Проверять некогда. Я убегаю на работу. Здесь, в нынешней моей конторе, нет проходной — к счастью, это не завод. Но все равно опаздывать не стоит!
Целую неделю я не могу выбрать время для того, чтобы перетряхнуть весь дом. В те дни, когда целый день работаю, под вечер я очень, очень хочу спать.
Конечно, деньги где-то здесь. И рано или поздно попадутся под руку. В игрушках. Или среди колготок. В книгах. В ботинках. Может, кто-то взял их поиграть…
Мне страшно спрашивать о деньгах у Люды. Она может подумать, что ее кто-то обвиняет. Вот если бы как-то осторожно…
Ее бабушка показалась мне более подходящей собеседницей, чем мама.
— Вы не могли бы встретиться со мной? Это не телефонный разговор…
— О девочках? — тут же догадывается она.
И сразу идет в наступление:
— Я так понимаю, вам что-то в Люде не нравится? Тогда, может быть, не будем общаться — и дело с концом.
Я так теряюсь, что не могу ничего сказать. Неужто дружба двух наших «кумушек» была ей настолько в тягость, что она рада любому поводу, чтобы прервать ее? Легко же ей переступить через меня, через Вальку, которую она поила чаем, вспоминая, как ее саму когда-то держали у порога. Легко ей сходу отказаться от меня и дочки!
— Нет, будем общаться, будем! — ору я ей в трубку. — Мне надо выяснить… Спросите сами у нее, чтобы она не испугалась! Я уже спросила у своих. В этом ничего нет. С детьми так бывает. Они не знают цены деньгам. Это не кража, а так, по недомыслию. Мы, взрослые, потому и отвечаем за них, что они сами еще…
— Я выясню, — отвечает Людина бабушка. — Но вы понимаете, дружить девочки больше не будут. Если вы находите возможным заподозрить…
Я не успеваю ей ничего сказать. Она швыряет трубку. И больше не хочет ее брать.
Зато через час звонит Людина мама. И все, что я могу, — это отодвинуть трубку, чтоб не слушать, как она выливает раздражение, копившееся, может быть, с тех самых пор, когда девчонки стали проводить время вместе. И всего-то оттого, что мама у одной из них — вовсе никакая не звезда?
— Мне, что ли, приятно было, что ребенок дружит с дочерью каких-то проходимцев, днюет и ночует там у них…
— Так вы же мать, вы ей разрешали….
Нет, она не слышит.
А когда я снова подношу трубку к уху, Людина мама спрашивает в ней — не знаю, в который раз, — почему это я не сразу заявила о пропаже.
— Так я хотела сначала поискать, — глупее некуда оправдываюсь я.
Люда, как мы узнали, дома была наказана за то, что дружит с кем попало. Она плакала в школьной раздевалке и говорила Вале:
— Почему сразу я? Почему не Слава и не Денис? Я от твоей мамы этого не ожидала.
— Чего — этого? — спросила Валька.
— А того. Что она сразу скажет, что это я. Я думала, она не будет знать, кто это из нас четверых детей…
— Мама, откуда ты узнала, что это она? — спрашивает меня дома Валька.
— Разве я что-то знаю? — до сих пор мне страшно обвинить ее подружку несправедливо. Что, если деньги в самом деле выпали из сумки и лежат… Ну, где-нибудь за ванной? Только нужен фонарь помощнее. Надо спросить соседей, нет ли у них такого?
— Я могла бы об этом точно знать, если бы все видела сама, — оправдываюсь я. — Но тогда я сразу бы вмешалась, все бы объяснила ей, и никаких разговоров сейчас бы не было.

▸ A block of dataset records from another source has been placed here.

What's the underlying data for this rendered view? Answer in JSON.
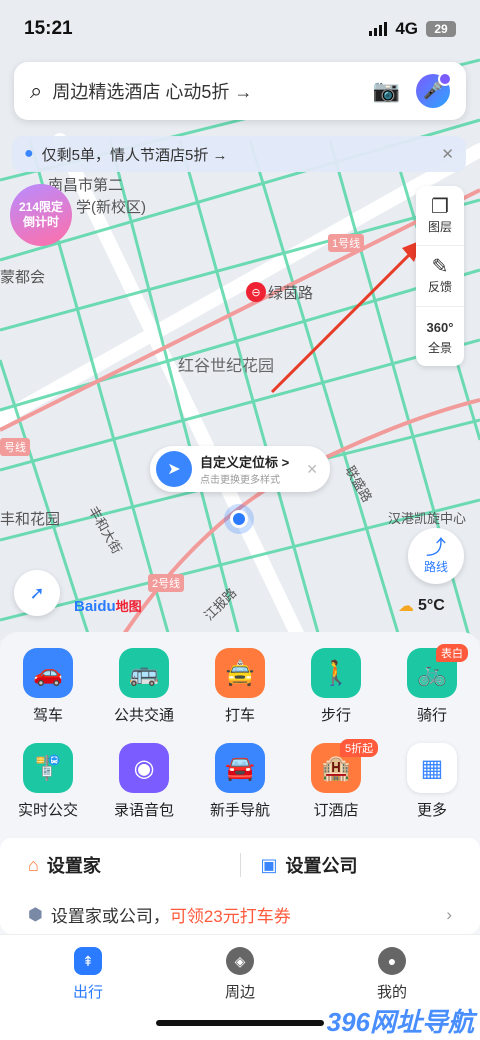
{
  "status_bar": {
    "time": "15:21",
    "network": "4G",
    "battery": "29"
  },
  "search": {
    "text": "周边精选酒店 心动5折 →"
  },
  "banner": {
    "text": "仅剩5单，情人节酒店5折 →"
  },
  "promo_badge": {
    "line1": "214限定",
    "line2": "倒计时"
  },
  "map_tools": [
    {
      "label": "图层",
      "icon": "layers-icon"
    },
    {
      "label": "反馈",
      "icon": "feedback-icon"
    },
    {
      "label": "全景",
      "icon": "panorama-icon",
      "glyph": "360°"
    }
  ],
  "map_labels": {
    "school1": "南昌市第二",
    "school2": "学(新校区)",
    "community": "蒙都会",
    "metro_station": "绿茵路",
    "garden": "红谷世纪花园",
    "line1": "1号线",
    "line2": "2号线",
    "line_left": "号线",
    "east_garden": "丰和花园",
    "road1": "丰和大街",
    "road2": "江报路",
    "road3": "联盛路",
    "kaixuan": "汉港凯旋中心"
  },
  "custom_marker": {
    "title": "自定义定位标 >",
    "subtitle": "点击更换更多样式"
  },
  "route_button": {
    "label": "路线"
  },
  "logo": {
    "brand1": "Bai",
    "brand2": "du",
    "brand3": "地图"
  },
  "weather": {
    "temp": "5°C"
  },
  "services": [
    {
      "label": "驾车",
      "icon": "car-icon",
      "color": "#3a86ff",
      "glyph": "🚗"
    },
    {
      "label": "公共交通",
      "icon": "bus-icon",
      "color": "#1cc8a3",
      "glyph": "🚌"
    },
    {
      "label": "打车",
      "icon": "taxi-icon",
      "color": "#ff7a3c",
      "glyph": "🚖"
    },
    {
      "label": "步行",
      "icon": "walk-icon",
      "color": "#1cc8a3",
      "glyph": "🚶"
    },
    {
      "label": "骑行",
      "icon": "bike-icon",
      "color": "#1cc8a3",
      "glyph": "🚲",
      "tag": "表白"
    },
    {
      "label": "实时公交",
      "icon": "realtime-bus-icon",
      "color": "#1cc8a3",
      "glyph": "🚏"
    },
    {
      "label": "录语音包",
      "icon": "voice-pack-icon",
      "color": "#7a5cff",
      "glyph": "◉"
    },
    {
      "label": "新手导航",
      "icon": "newbie-nav-icon",
      "color": "#3a86ff",
      "glyph": "🚘"
    },
    {
      "label": "订酒店",
      "icon": "hotel-icon",
      "color": "#ff7a3c",
      "glyph": "🏨",
      "tag": "5折起"
    },
    {
      "label": "更多",
      "icon": "more-icon",
      "color": "#ffffff",
      "glyph": "▦"
    }
  ],
  "home": {
    "set_home": "设置家",
    "set_company": "设置公司",
    "sub_text": "设置家或公司，",
    "sub_red": "可领23元打车券"
  },
  "tabs": [
    {
      "label": "出行",
      "icon": "travel-icon",
      "active": true
    },
    {
      "label": "周边",
      "icon": "nearby-icon",
      "active": false
    },
    {
      "label": "我的",
      "icon": "profile-icon",
      "active": false
    }
  ],
  "watermark": "396网址导航"
}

— Мам, я не представляю, как она могла взять деньги. Ну, она же знает, что мы такие бедные. Ну, я же в цирк со всеми ни разу не ходила. И Люда мне все время говорила, что я просто не представляю, как мне повезло. Она мне говорила: «Валь, мне ничего не надо было бы, если бы у меня была такая мама, как у тебя. А если бы еще что-нибудь можно было, то тогда двух братьев». Старшего и младшего ей надо было, как у нас.

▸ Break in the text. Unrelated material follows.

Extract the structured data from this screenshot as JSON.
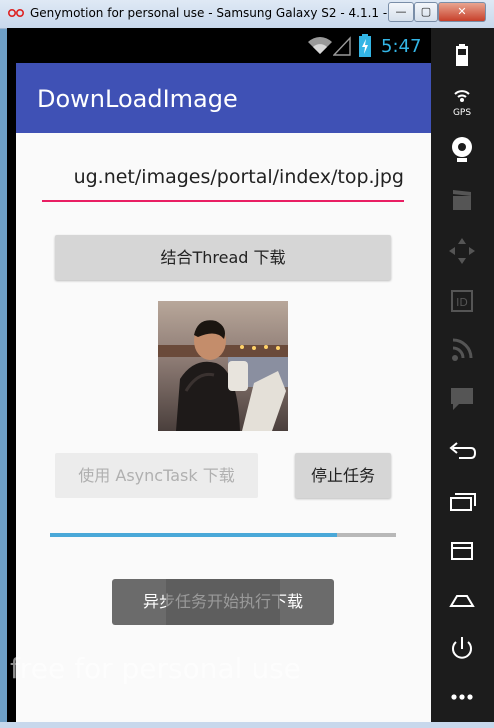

— Но моя сумка лежала в ванной! Никто никогда не клал ее туда… И Люда все время уходила менять прокладки. Я удивлялась: зачем так часто…Ты маленькая, еще не знаешь, их так часто не меняют…

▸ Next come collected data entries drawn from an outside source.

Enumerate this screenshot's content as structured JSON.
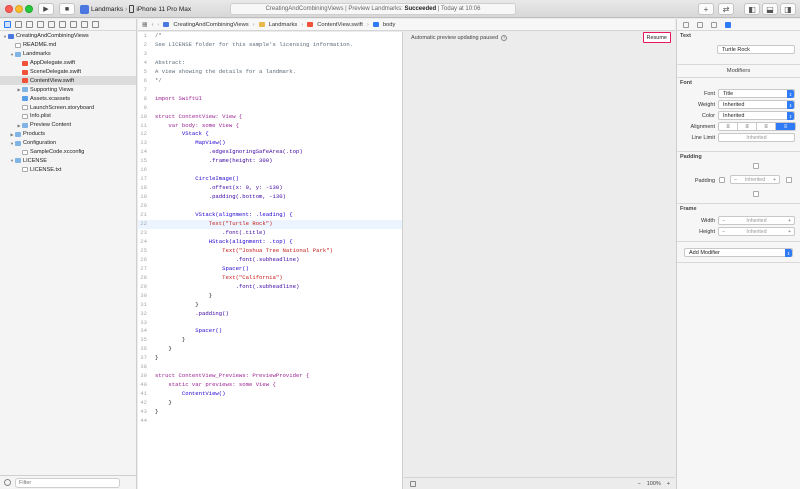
{
  "toolbar": {
    "scheme": "Landmarks",
    "device": "iPhone 11 Pro Max",
    "status_project": "CreatingAndCombiningViews",
    "status_preview": "Preview Landmarks:",
    "status_result": "Succeeded",
    "status_time": "Today at 10:06",
    "add_label": "+"
  },
  "navigator": {
    "items": [
      {
        "label": "CreatingAndCombiningViews",
        "depth": 0,
        "icon": "project",
        "arrow": "▼"
      },
      {
        "label": "README.md",
        "depth": 1,
        "icon": "file",
        "arrow": ""
      },
      {
        "label": "Landmarks",
        "depth": 1,
        "icon": "folder",
        "arrow": "▼"
      },
      {
        "label": "AppDelegate.swift",
        "depth": 2,
        "icon": "swift",
        "arrow": ""
      },
      {
        "label": "SceneDelegate.swift",
        "depth": 2,
        "icon": "swift",
        "arrow": ""
      },
      {
        "label": "ContentView.swift",
        "depth": 2,
        "icon": "swift",
        "arrow": "",
        "selected": true
      },
      {
        "label": "Supporting Views",
        "depth": 2,
        "icon": "folder",
        "arrow": "▶"
      },
      {
        "label": "Assets.xcassets",
        "depth": 2,
        "icon": "assets",
        "arrow": ""
      },
      {
        "label": "LaunchScreen.storyboard",
        "depth": 2,
        "icon": "file",
        "arrow": ""
      },
      {
        "label": "Info.plist",
        "depth": 2,
        "icon": "file",
        "arrow": ""
      },
      {
        "label": "Preview Content",
        "depth": 2,
        "icon": "folder",
        "arrow": "▶"
      },
      {
        "label": "Products",
        "depth": 1,
        "icon": "folder",
        "arrow": "▶"
      },
      {
        "label": "Configuration",
        "depth": 1,
        "icon": "folder",
        "arrow": "▼"
      },
      {
        "label": "SampleCode.xcconfig",
        "depth": 2,
        "icon": "file",
        "arrow": ""
      },
      {
        "label": "LICENSE",
        "depth": 1,
        "icon": "folder",
        "arrow": "▼"
      },
      {
        "label": "LICENSE.txt",
        "depth": 2,
        "icon": "file",
        "arrow": ""
      }
    ],
    "filter_placeholder": "Filter"
  },
  "jumpbar": {
    "crumbs": [
      "CreatingAndCombiningViews",
      "Landmarks",
      "ContentView.swift",
      "body"
    ]
  },
  "editor": {
    "lines": [
      {
        "n": "1",
        "t": "/*",
        "c": "cmt"
      },
      {
        "n": "2",
        "t": "See LICENSE folder for this sample's licensing information.",
        "c": "cmt"
      },
      {
        "n": "3",
        "t": "",
        "c": "cmt"
      },
      {
        "n": "4",
        "t": "Abstract:",
        "c": "cmt"
      },
      {
        "n": "5",
        "t": "A view showing the details for a landmark.",
        "c": "cmt"
      },
      {
        "n": "6",
        "t": "*/",
        "c": "cmt"
      },
      {
        "n": "7",
        "t": "",
        "c": "norm"
      },
      {
        "n": "8",
        "t": "import SwiftUI",
        "c": "kw"
      },
      {
        "n": "9",
        "t": "",
        "c": "norm"
      },
      {
        "n": "10",
        "t": "struct ContentView: View {",
        "c": "kw"
      },
      {
        "n": "11",
        "t": "    var body: some View {",
        "c": "kw"
      },
      {
        "n": "12",
        "t": "        VStack {",
        "c": "ty"
      },
      {
        "n": "13",
        "t": "            MapView()",
        "c": "ty"
      },
      {
        "n": "14",
        "t": "                .edgesIgnoringSafeArea(.top)",
        "c": "meth"
      },
      {
        "n": "15",
        "t": "                .frame(height: 300)",
        "c": "meth"
      },
      {
        "n": "16",
        "t": "",
        "c": "norm"
      },
      {
        "n": "17",
        "t": "            CircleImage()",
        "c": "ty"
      },
      {
        "n": "18",
        "t": "                .offset(x: 0, y: -130)",
        "c": "meth"
      },
      {
        "n": "19",
        "t": "                .padding(.bottom, -130)",
        "c": "meth"
      },
      {
        "n": "20",
        "t": "",
        "c": "norm"
      },
      {
        "n": "21",
        "t": "            VStack(alignment: .leading) {",
        "c": "ty"
      },
      {
        "n": "22",
        "t": "                Text(\"Turtle Rock\")",
        "c": "str",
        "hl": true
      },
      {
        "n": "23",
        "t": "                    .font(.title)",
        "c": "meth"
      },
      {
        "n": "24",
        "t": "                HStack(alignment: .top) {",
        "c": "ty"
      },
      {
        "n": "25",
        "t": "                    Text(\"Joshua Tree National Park\")",
        "c": "str"
      },
      {
        "n": "26",
        "t": "                        .font(.subheadline)",
        "c": "meth"
      },
      {
        "n": "27",
        "t": "                    Spacer()",
        "c": "ty"
      },
      {
        "n": "28",
        "t": "                    Text(\"California\")",
        "c": "str"
      },
      {
        "n": "29",
        "t": "                        .font(.subheadline)",
        "c": "meth"
      },
      {
        "n": "30",
        "t": "                }",
        "c": "norm"
      },
      {
        "n": "31",
        "t": "            }",
        "c": "norm"
      },
      {
        "n": "32",
        "t": "            .padding()",
        "c": "meth"
      },
      {
        "n": "33",
        "t": "",
        "c": "norm"
      },
      {
        "n": "34",
        "t": "            Spacer()",
        "c": "ty"
      },
      {
        "n": "35",
        "t": "        }",
        "c": "norm"
      },
      {
        "n": "36",
        "t": "    }",
        "c": "norm"
      },
      {
        "n": "37",
        "t": "}",
        "c": "norm"
      },
      {
        "n": "38",
        "t": "",
        "c": "norm"
      },
      {
        "n": "39",
        "t": "struct ContentView_Previews: PreviewProvider {",
        "c": "kw"
      },
      {
        "n": "40",
        "t": "    static var previews: some View {",
        "c": "kw"
      },
      {
        "n": "41",
        "t": "        ContentView()",
        "c": "ty"
      },
      {
        "n": "42",
        "t": "    }",
        "c": "norm"
      },
      {
        "n": "43",
        "t": "}",
        "c": "norm"
      },
      {
        "n": "44",
        "t": "",
        "c": "norm"
      }
    ]
  },
  "preview": {
    "status_text": "Automatic preview updating paused",
    "resume_label": "Resume",
    "zoom": "100%",
    "zoom_in": "+",
    "zoom_out": "−"
  },
  "inspector": {
    "text_section": "Text",
    "text_value": "Turtle Rock",
    "modifiers_title": "Modifiers",
    "font_section": "Font",
    "font_label": "Font",
    "font_value": "Title",
    "weight_label": "Weight",
    "weight_value": "Inherited",
    "color_label": "Color",
    "color_value": "Inherited",
    "alignment_label": "Alignment",
    "linelimit_label": "Line Limit",
    "linelimit_value": "Inherited",
    "padding_section": "Padding",
    "padding_label": "Padding",
    "padding_value": "Inherited",
    "frame_section": "Frame",
    "width_label": "Width",
    "width_value": "Inherited",
    "height_label": "Height",
    "height_value": "Inherited",
    "add_modifier": "Add Modifier"
  }
}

— Мам, не говори мне этого.
Брезгливость, которой обдала меня по телефону Людина мать, несколько дней не хотела отмываться. Я извела флакон шампуня и не сразу задумалась о том, как мы дотянем до следующей зарплаты.
Впрочем, все просто. И не такое бывало с нами. Когда мы с детьми только что остались без нашего папки. Я была беременна — младшим сынишкой…
У меня есть опыт, как жить без денег. Каши, лепешки по-индийски — без яиц, куриные желудки — для поддержания уровня гемоглобина. Дети их не любят.
— Все из-за тебя, Валька, — говорит мой старший сын Денис. — Водишь домой кого попало. Нам и без твоей Люды хорошо.
Действительно, нам хорошо. Вечер мы проведем все вместе. Как большая четырехголовая улитка, которая живет в вигваме.
Только я думаю об этом — в нашу дверь звонят.
Люда, по пояс мне, изгибается под непосильной ношей. На одном плече школьный ранец, на другом рюкзак. К животу прижат порвавшийся пакет с продуктами.
— Они дороже стоят, чем я взяла у вас, — говорит она, впихивая мне пакет.
На шее у нее глиняный колокольчик с выставки. Она снимает его.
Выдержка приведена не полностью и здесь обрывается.